Image Fingerprints

For computing similarity between pictures, Pix maintains a database of fingerprints of images. These are large natural numbers in F = [0, 2¹²⁸), calculated from the images by some rather simple algorithm of Neal Krawetz, and the idea is that the Hamming Distance, which is a metric on F that can take only natural numbers in [0, 128] as values (with, you guessed it, an expectation value of 64), between the fingerprints of images is a measure for the visual difference of these images.
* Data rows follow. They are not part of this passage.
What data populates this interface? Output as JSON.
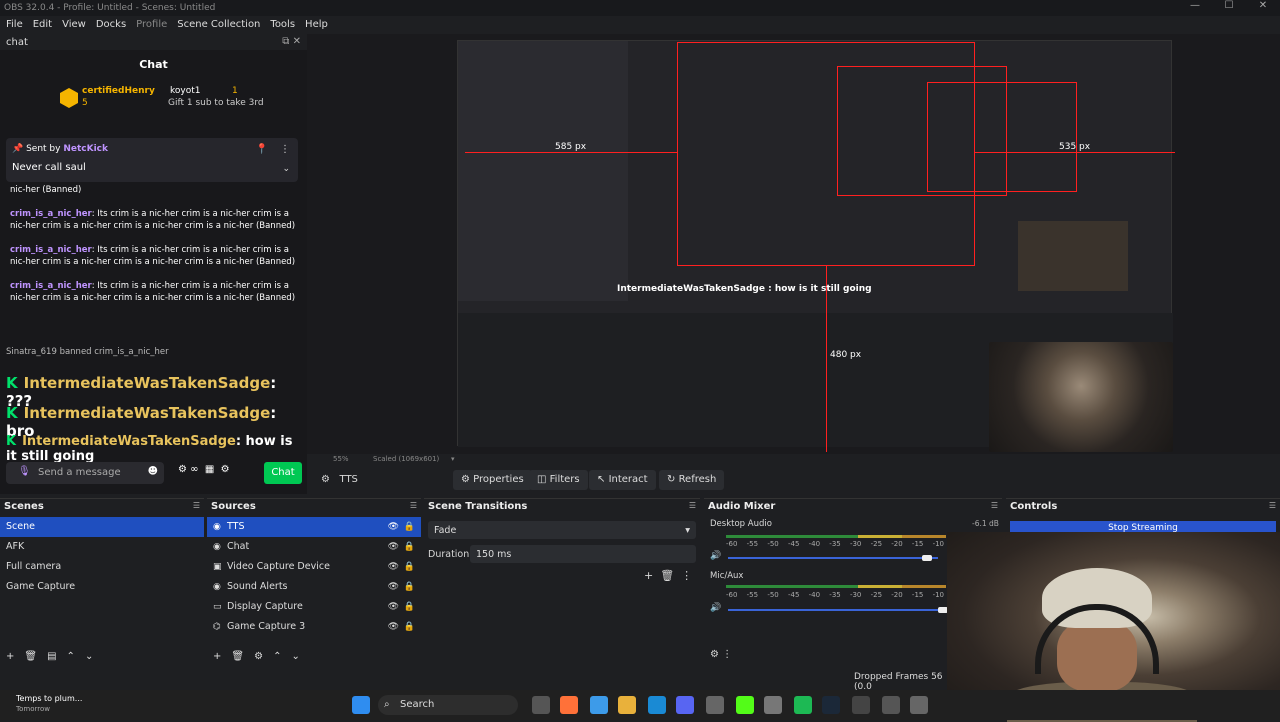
{
  "window": {
    "title": "OBS 32.0.4 - Profile: Untitled - Scenes: Untitled"
  },
  "menu": [
    "File",
    "Edit",
    "View",
    "Docks",
    "Profile",
    "Scene Collection",
    "Tools",
    "Help"
  ],
  "chat": {
    "dock_title": "chat",
    "title": "Chat",
    "leaderboard": {
      "first_name": "certifiedHenry",
      "first_sub": "5",
      "second_name": "koyot1",
      "second_rank": "1",
      "gift_text": "Gift 1 sub to take 3rd"
    },
    "pinned": {
      "sent_by_label": "Sent by",
      "sent_by_user": "NetcKick",
      "message": "Never call saul"
    },
    "truncated_line": "nic-her (Banned)",
    "messages": [
      {
        "user": "crim_is_a_nic_her",
        "text": ": Its crim is a nic-her crim is a nic-her crim is a nic-her crim is a nic-her crim is a nic-her crim is a nic-her (Banned)"
      },
      {
        "user": "crim_is_a_nic_her",
        "text": ": Its crim is a nic-her crim is a nic-her crim is a nic-her crim is a nic-her crim is a nic-her crim is a nic-her (Banned)"
      },
      {
        "user": "crim_is_a_nic_her",
        "text": ": Its crim is a nic-her crim is a nic-her crim is a nic-her crim is a nic-her crim is a nic-her crim is a nic-her (Banned)"
      }
    ],
    "ban_notice": "Sinatra_619 banned crim_is_a_nic_her",
    "big_lines": [
      {
        "badge": "K",
        "user": "IntermediateWasTakenSadge",
        "text": ": ???"
      },
      {
        "badge": "K",
        "user": "IntermediateWasTakenSadge",
        "text": ": bro"
      },
      {
        "badge": "K",
        "user": "IntermediateWasTakenSadge",
        "text": ": how is it still going"
      }
    ],
    "small_overlaps": [
      "IntermediateWasTakenSadge: ???",
      "IntermediateWasTakenSadge: bro"
    ],
    "input_placeholder": "Send a message",
    "send_label": "Chat"
  },
  "preview": {
    "label_585": "585 px",
    "label_535": "535 px",
    "label_480": "480 px",
    "nested_chat_line": "IntermediateWasTakenSadge : how is it still going",
    "zoom_text": "55%",
    "scaled_text": "Scaled (1069x601)"
  },
  "toolbar": {
    "source_name": "TTS",
    "properties": "Properties",
    "filters": "Filters",
    "interact": "Interact",
    "refresh": "Refresh"
  },
  "scenes": {
    "title": "Scenes",
    "items": [
      "Scene",
      "AFK",
      "Full camera",
      "Game Capture"
    ]
  },
  "sources": {
    "title": "Sources",
    "items": [
      "TTS",
      "Chat",
      "Video Capture Device",
      "Sound Alerts",
      "Display Capture",
      "Game Capture 3"
    ]
  },
  "transitions": {
    "title": "Scene Transitions",
    "type": "Fade",
    "duration_label": "Duration",
    "duration_value": "150 ms"
  },
  "mixer": {
    "title": "Audio Mixer",
    "ch1_name": "Desktop Audio",
    "ch1_db": "-6.1 dB",
    "ch2_name": "Mic/Aux",
    "scale": "-60 -55 -50 -45 -40 -35 -30 -25 -20 -15 -10 -5"
  },
  "controls": {
    "title": "Controls",
    "stop_streaming": "Stop Streaming"
  },
  "status": {
    "dropped": "Dropped Frames 56 (0.0"
  },
  "taskbar": {
    "weather_line1": "Temps to plum...",
    "weather_line2": "Tomorrow",
    "search": "Search"
  },
  "colors": {
    "accent_blue": "#1f4fbf",
    "twitch_purple": "#bf94ff",
    "kick_green": "#00e16b",
    "chat_green": "#00c853",
    "guide_red": "#ff2020"
  }
}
In Pix's preferences you can choose a folder as the root folder for the database, and as soon as the "Active" checkbox is checked, the database can be used for finding similar images in the selected folder — but only images the fingerprints of which are already in the database are taken into account. Thus the question is: How do the fingerprints get into the database? (And how do fingerprints the original images of which have vanished get removed from the database?) There are basically 3 ways for this database maintenance:

On-the-fly maintenance: Each time Pix opens, deletes, or moves an image file, the respective database entry is maintained.
Explicit maintenance: In the database window, opened with the action Open Database… of the Media menu, there is a button "Start Update" (and labelled "Stop Update" while the job is running, so it can be stopped using the button). "Start Update" will start a background job iterating through the database and the root folder of the database removing fingerprints of non-existent image files and adding fingerprints of image files that are not represented yet in the database. The job uses only one execution thread, in order to keep the CPU load moderate.
Background maintenance: Pix can start the fill and clean jobs on its own. If and only if the checkbox "Automatic Update" is checked, Pix checks every p minutes, where p is the value configured as the "Update Check Period", whether the last completed run of the job occurred more than t ago, where t is the value configured as the "Max. Update Age", and if so, it will start the update job.
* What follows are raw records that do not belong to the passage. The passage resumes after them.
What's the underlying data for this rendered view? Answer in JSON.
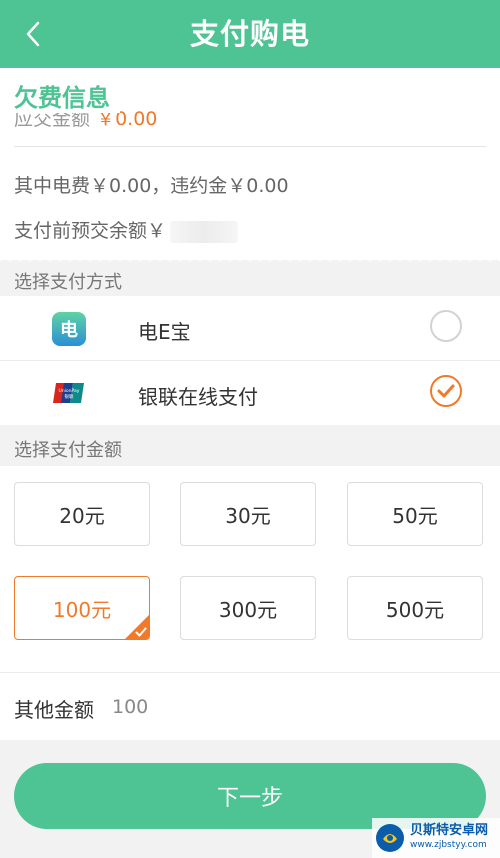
{
  "header": {
    "title": "支付购电"
  },
  "arrears": {
    "heading": "欠费信息",
    "amount_label": "应交金额",
    "amount_value": "￥0.00",
    "detail": "其中电费￥0.00，违约金￥0.00",
    "prepaid_label": "支付前预交余额￥"
  },
  "payment": {
    "section_label": "选择支付方式",
    "methods": [
      {
        "name": "电E宝",
        "icon": "dianebao-icon",
        "selected": false
      },
      {
        "name": "银联在线支付",
        "icon": "unionpay-icon",
        "selected": true
      }
    ]
  },
  "amounts": {
    "section_label": "选择支付金额",
    "options": [
      "20元",
      "30元",
      "50元",
      "100元",
      "300元",
      "500元"
    ],
    "selected": "100元"
  },
  "other": {
    "label": "其他金额",
    "value": "100"
  },
  "next_button": "下一步",
  "watermark": {
    "cn": "贝斯特安卓网",
    "url": "www.zjbstyy.com"
  },
  "colors": {
    "primary": "#4ec394",
    "accent": "#f07a2a"
  }
}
The images are represented in the database by their relative paths in the root folder, such that renaming files or folders can make them invisible for the database. In principle this drawback could be overcome by using so-called bookmark data for identifying the files, but these bookmarks consume so much memory and their handling is so cumbersome that I thought that sometimes rescanning the root folder, which has to be done anyway if the picture collection in it is not static, is the better solution.

The same is true for the root folder itself. If it is moved, the database has to be rebuilt. Folder bookmark data is not stable enough to prevent this.